Last night, I told Bill, “I don’t think I’ve been the same since; I just know I’m not who I was before 2022, and I haven’t figured out who I am becoming.”
In midlife, we don’t all need a significant health scare to help us realize we aren’t the same person anymore. My college human development textbooks had literally only a single paragraph on midlife development, mentioning the stereotypical midlife crisis.
Midlife doesn’t have to be a crisis, and for many of us, it is a season of challenging and confronting transitions that activate what we’ve stuffed to the side for many years.
—-
Usually, my writing flows, and just like in midlife – my ‘flow” here has stopped and started and choked. Each of us has a list of our own personal events – that contribute to the clusterfuck that midlife can be.

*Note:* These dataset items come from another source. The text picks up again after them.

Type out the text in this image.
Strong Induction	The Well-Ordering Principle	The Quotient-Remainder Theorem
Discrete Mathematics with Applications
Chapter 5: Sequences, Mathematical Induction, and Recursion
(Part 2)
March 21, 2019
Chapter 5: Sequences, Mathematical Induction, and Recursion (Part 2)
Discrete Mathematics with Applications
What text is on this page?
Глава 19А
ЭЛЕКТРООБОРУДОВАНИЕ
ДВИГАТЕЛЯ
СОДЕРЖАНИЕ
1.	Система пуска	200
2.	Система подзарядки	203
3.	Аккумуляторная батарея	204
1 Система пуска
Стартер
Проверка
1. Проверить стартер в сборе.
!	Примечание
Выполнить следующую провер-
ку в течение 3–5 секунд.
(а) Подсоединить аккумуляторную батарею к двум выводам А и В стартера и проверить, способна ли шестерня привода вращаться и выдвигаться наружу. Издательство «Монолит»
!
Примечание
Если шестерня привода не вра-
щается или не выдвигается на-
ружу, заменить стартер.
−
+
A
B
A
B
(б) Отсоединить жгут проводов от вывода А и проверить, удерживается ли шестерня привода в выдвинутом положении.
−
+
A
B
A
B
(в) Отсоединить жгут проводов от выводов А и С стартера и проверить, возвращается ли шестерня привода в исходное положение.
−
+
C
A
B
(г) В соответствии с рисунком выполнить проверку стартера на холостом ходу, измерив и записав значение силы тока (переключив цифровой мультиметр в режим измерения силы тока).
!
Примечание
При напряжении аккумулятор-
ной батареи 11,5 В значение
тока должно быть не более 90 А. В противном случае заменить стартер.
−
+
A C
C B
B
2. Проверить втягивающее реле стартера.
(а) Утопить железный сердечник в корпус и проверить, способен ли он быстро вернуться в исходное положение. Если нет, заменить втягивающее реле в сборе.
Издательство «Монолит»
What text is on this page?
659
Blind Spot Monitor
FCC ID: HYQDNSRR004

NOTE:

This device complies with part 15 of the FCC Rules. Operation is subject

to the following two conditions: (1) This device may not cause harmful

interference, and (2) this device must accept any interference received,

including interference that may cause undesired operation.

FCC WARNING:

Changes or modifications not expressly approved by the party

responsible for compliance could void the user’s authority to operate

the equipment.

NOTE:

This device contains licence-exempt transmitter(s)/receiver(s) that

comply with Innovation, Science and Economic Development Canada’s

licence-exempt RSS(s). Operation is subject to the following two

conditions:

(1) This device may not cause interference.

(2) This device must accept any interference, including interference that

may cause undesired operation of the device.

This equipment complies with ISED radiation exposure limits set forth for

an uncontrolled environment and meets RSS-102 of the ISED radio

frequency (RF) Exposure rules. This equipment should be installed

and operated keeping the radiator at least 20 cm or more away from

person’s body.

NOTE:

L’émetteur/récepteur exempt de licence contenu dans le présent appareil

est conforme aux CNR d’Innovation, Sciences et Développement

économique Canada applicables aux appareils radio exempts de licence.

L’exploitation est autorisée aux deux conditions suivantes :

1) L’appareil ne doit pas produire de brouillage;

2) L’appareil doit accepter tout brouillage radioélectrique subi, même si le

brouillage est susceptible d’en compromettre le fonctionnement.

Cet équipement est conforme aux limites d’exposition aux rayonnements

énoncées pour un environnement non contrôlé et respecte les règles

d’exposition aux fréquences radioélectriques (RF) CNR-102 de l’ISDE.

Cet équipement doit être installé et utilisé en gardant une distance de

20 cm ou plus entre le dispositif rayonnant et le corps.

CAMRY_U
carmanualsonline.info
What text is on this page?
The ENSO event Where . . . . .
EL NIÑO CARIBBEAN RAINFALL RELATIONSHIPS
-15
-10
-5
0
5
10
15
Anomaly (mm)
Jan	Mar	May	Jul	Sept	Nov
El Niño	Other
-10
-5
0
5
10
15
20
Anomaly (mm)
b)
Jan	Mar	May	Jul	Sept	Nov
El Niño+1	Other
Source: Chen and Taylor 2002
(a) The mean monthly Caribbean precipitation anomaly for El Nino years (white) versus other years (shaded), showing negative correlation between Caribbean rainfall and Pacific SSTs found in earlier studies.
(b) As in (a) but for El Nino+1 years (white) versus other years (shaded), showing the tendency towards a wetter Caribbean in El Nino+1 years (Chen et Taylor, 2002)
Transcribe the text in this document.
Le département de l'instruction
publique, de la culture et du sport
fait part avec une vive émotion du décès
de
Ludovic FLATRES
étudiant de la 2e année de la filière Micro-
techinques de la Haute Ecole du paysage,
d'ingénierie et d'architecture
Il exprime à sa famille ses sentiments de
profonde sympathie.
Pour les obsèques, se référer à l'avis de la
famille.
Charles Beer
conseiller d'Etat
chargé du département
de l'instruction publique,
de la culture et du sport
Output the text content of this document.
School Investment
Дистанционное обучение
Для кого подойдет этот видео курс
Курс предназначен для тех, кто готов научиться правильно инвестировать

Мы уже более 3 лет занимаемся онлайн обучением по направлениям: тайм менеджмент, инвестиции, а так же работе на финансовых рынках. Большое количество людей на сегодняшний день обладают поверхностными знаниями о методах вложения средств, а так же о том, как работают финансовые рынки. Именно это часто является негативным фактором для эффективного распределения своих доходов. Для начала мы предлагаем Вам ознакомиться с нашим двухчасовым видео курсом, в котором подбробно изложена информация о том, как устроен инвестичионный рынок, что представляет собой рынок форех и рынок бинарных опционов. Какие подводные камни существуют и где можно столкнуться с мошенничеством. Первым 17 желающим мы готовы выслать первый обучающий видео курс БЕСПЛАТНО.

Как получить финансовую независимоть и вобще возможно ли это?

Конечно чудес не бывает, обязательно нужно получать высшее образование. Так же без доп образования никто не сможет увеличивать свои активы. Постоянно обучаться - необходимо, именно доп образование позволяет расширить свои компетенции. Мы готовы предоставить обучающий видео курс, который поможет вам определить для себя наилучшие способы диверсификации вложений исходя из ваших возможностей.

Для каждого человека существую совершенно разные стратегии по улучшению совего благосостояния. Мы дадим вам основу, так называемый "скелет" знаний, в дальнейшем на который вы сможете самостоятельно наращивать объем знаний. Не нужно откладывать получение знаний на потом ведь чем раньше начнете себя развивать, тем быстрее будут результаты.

Where am I going? This is another question that speaks to the layers of my life. I don’t have anything I’m “going after.” Sure, I can make up obligatory goals, but I don’t roll that way. My heart has to be infused with it. For now, I do not have much vision, drive, or direction, but there are also days when I am fully annoyed with the wandering.
My “capitalism brain” shames and shoulds me into creating a big vision and coming up with the next “thing” to sell for 20k months. My mortgage and skin care products also want to make sure I’m still earning money. It’s a little financially scary to divest so much of my identity from business me – it has been easier to make money when, deep inside, I was afraid and had something to prove. It was much easier to drive and market and strive and DO when my coping mechanisms ran the show.
When there is no intrinsic big vision – my nudges have encouraged me to find goodness in the specific. Yesterday, (which was a mentally wonky day) was brightened by capturing this bumble bee in my salvia blooms, and the glorious Sports Illustrated images of USA rugby player Ilona Maher in her red triangle-top bikini. My unarmored midlife joy is in the moments like these.
I have no doubt that My Internal Drive will show up in her right time. I am a gardener, not a machine. (Yesterday, I didn’t believe this -today, I do). It is only my job to be present with what is and to be compassionate with all parts of me in this midlife weirdness.
1:1 work with clients has confirmed this. The deliciousness of going slow and deep and spacious with clients – many of whom are experiencing their own versions of releasing the white-knuckle grip on how things used to be, or what their capitalism brains incessantly demand. Together, we are learning to deeply self-trust and regenerate from the inside truth of who we are vs who the world told us we should be.
If you want a skilled, caring, and compassionate hand to hold as you navigate this season of your life and work, I have space open on my roster in September. Message me or start at www coachwithallison dot com.
Finally, yes, I am a bit lonely and miss being in community. I’ll admit that out loud. In the past, I always created the community I wanted – I’m not sure I’m ready to do that, yet, but I am considering it in my heart and body.
As always, my heart is to share so you don’t feel so alone. And, to show you my bumble bee in the salvia flowers, and in doing so I remember that I am enough in this moment. So are you.